Maintenant, le Fou laissait à nouveau place à ce nain dont les apparitions se faisait de plus en fréquentes. D'une voix douce et grave, le nain s'adressa à Sodel.

"-Maintenant, Fille de Feu, tu quittes cet atelier. J'ignore ce qui va se passer ici, mais je ne peux me porter garant de la sécurité de quiconque présent dans ce lieu.
-Quoi ? Mais...
-Pas de "mais", drapée de flammes. Tu sors d'ici avant que je ne devienne dangereux.
-Mais.
-Dehors. Maintenant !"

Le ton du nain était dur comme l'acier. Il était inutile de lutter, rien n'aurait pu le convaincre de la laisser rester. Sodel regrettait de ne pouvoir observer les évènements à venir, mais une petite voix dans son crâne lui disait qu'elle n'avait vraiment pas envie de rencontrer un Umgush se qualifiant de "dangereux". Sans un mot, elle fit demi-tour et sortit de son atelier.

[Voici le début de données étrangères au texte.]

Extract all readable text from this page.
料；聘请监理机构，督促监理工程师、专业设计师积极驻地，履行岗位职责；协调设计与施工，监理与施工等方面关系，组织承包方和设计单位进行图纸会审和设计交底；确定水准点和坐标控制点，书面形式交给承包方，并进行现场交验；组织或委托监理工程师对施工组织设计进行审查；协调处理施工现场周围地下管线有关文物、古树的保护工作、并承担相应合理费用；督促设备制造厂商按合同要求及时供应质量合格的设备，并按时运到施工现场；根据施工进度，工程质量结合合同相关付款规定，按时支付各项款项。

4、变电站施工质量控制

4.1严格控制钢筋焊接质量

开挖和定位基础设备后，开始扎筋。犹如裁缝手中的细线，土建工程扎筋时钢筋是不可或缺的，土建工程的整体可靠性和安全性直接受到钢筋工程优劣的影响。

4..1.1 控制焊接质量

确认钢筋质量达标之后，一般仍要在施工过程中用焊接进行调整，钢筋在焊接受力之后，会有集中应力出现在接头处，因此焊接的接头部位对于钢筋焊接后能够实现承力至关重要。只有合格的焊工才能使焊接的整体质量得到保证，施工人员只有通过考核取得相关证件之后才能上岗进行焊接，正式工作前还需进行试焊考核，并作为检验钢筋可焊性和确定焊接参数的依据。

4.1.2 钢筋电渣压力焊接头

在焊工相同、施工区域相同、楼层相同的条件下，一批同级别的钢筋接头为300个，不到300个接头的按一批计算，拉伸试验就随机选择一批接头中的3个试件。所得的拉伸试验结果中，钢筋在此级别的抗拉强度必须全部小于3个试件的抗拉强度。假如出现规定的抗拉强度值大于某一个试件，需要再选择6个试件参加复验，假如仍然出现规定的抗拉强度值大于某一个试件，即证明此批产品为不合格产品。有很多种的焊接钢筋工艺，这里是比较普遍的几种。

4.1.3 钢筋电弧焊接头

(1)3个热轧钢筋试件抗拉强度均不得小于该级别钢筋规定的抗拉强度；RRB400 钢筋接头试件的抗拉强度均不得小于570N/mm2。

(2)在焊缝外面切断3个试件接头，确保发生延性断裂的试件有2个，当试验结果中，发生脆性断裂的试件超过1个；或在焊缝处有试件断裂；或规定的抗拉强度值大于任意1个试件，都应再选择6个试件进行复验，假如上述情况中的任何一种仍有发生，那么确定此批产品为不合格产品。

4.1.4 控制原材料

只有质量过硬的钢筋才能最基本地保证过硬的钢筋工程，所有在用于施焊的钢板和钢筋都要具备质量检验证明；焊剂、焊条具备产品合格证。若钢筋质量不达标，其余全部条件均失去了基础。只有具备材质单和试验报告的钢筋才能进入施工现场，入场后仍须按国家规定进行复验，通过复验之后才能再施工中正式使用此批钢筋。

Avec le départ de la naine, le Fou se mit à chantonner d'une voix basse. Il s'approcha des outils de Sodel et ouvrit la sacoche dont il ne se séparait jamais.

- - - - - - - - - - - - - - - - - - - - - -

Umgush Tholabras. Nommé par des nains vagabonds, je me tiens ici. Engendré par les cendres, je répond à l'appel. Ô matériaux de l'Objet, répondez et joignez votre essence à la mienne !

Morceau de moi-même, sacrifice sans prix ! L'heure de donner du sens à ma perte a sonnée ! Viens en moi, et décide de la Forme !

Perles de la montagnes, joyaux du monde entier ! Des mains froides de mon propre peuple, je vous ai arrachées. Des coffres des rois, je vous ai sortis. Pierres multicolores, soyez la Beauté !

Fluide vital, extrait de mes frères ! Gorge tes nouveaux compagnons d'âme et consacre la création ! Que le sang pur comme l'impur lave mes fautes !

Kutam idos verget.

Kodor !

Os sacré du Dieu mort ! Je t'ai sortit de ton repos millénaire et fais appel à ta force. Os et moelle, soyez l'Essence !

Kutam idos verget.

Ùtost !

Démon destructeur, être de brume ! Tu as fais de moi ce que je suis, et je te dénie ce droit. Demeure en ton repère sombre, et ne pose plus le regard sur le Peuple !

Kutam idos verget.

Ibruk !

Tendre soeur, compagne tant pleurée ! Ta mort a fait naitre la rage qui m'a perdu. Rejoins mes regrets dans le métal chatoyant, et accorde-moi le pardon !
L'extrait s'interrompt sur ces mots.